Yvonne was gracious with her time, and she told me things about Larry I did not know from his personal life. She provided the photos included with this article. Yvonne stated her late-uncle was a man of high-intellect who had a passion for the subject of UFOs as evidenced by his tenacious data gathering and data entry that ultimately created the *U* Database. From the conversations we had, I could also feel the bond she had with her uncle and the subsequent loss with his passing.
I am not ashamed to admit that I have in my UFO research room to this day a fully-functioning DOS-based computer that is still running my version of the *U* Database. It was and continues to be extremely instrumental in my UFO studies. When fellow-researchers come to visit, I always try to make it a point to introduce them to the database as it proves useful in many research endeavors.

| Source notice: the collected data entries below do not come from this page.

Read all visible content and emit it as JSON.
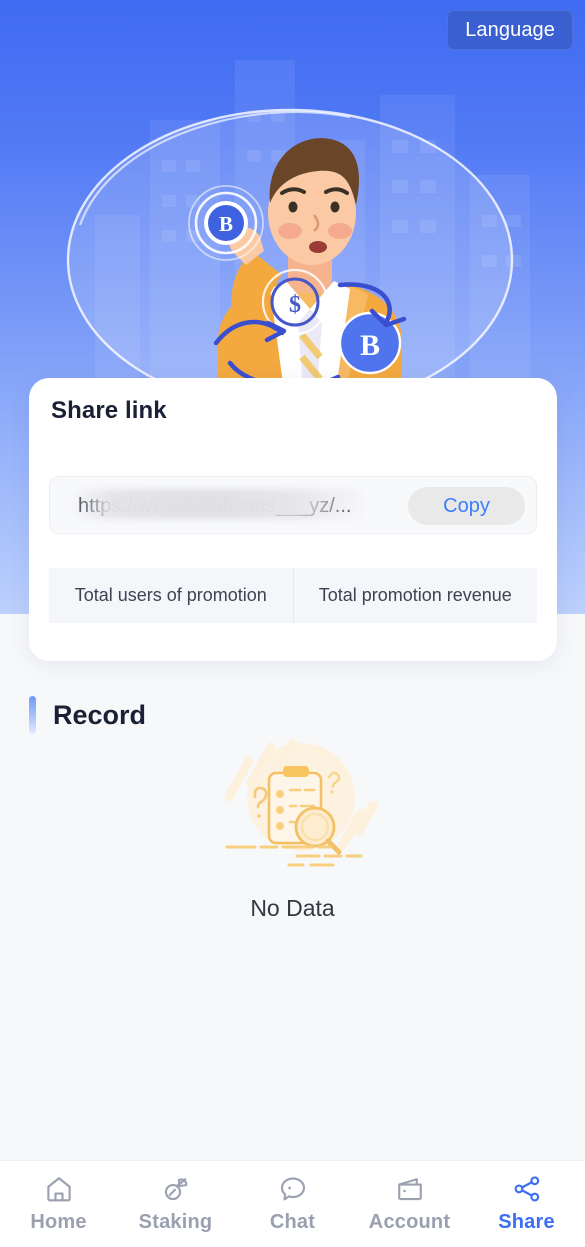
{
  "header": {
    "language_button": "Language"
  },
  "hero": {
    "illustration_name": "man-holding-bitcoin-coin-exchange-illustration"
  },
  "share_card": {
    "title": "Share link",
    "link_value": "https://www.coinbases___yz/...",
    "link_redacted": true,
    "copy_label": "Copy",
    "stats": [
      {
        "label": "Total users of promotion",
        "value": ""
      },
      {
        "label": "Total promotion revenue",
        "value": ""
      }
    ]
  },
  "record": {
    "title": "Record",
    "empty_text": "No Data",
    "empty_illustration": "clipboard-magnifier-no-data-icon"
  },
  "nav": {
    "items": [
      {
        "label": "Home",
        "icon": "home-icon",
        "active": false
      },
      {
        "label": "Staking",
        "icon": "pickaxe-icon",
        "active": false
      },
      {
        "label": "Chat",
        "icon": "chat-bubble-icon",
        "active": false
      },
      {
        "label": "Account",
        "icon": "wallet-icon",
        "active": false
      },
      {
        "label": "Share",
        "icon": "share-nodes-icon",
        "active": true
      }
    ]
  },
  "colors": {
    "hero_top": "#3f6bf2",
    "hero_bottom": "#bcd0fc",
    "accent_blue": "#3b6ef5",
    "copy_blue": "#3b7ffc",
    "page_bg": "#f7f8fa",
    "card_bg": "#ffffff",
    "empty_amber": "#f5c065"
  }
}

But more importantly, I tell them about the creator of the *U* Database, Larry Hatch. He was a man who was never to be seen at a UFO conference or UFO meeting. He never wanted to be the focus of attention. Instead, he wanted to be a facilitator in providing UFO data in a manageable form for serious researchers. To that end, he succeeded – admirably.
I wanted to pay tribute to Larry and let the UFO community know about his demise. But, as in these types of situations, not to just mourn his passing. It is a time to also celebrate the man’s contributions to the UFO research field. I hope memories of him and his *U* Database will live on. As Vallee stated, “He remains an inspiration.”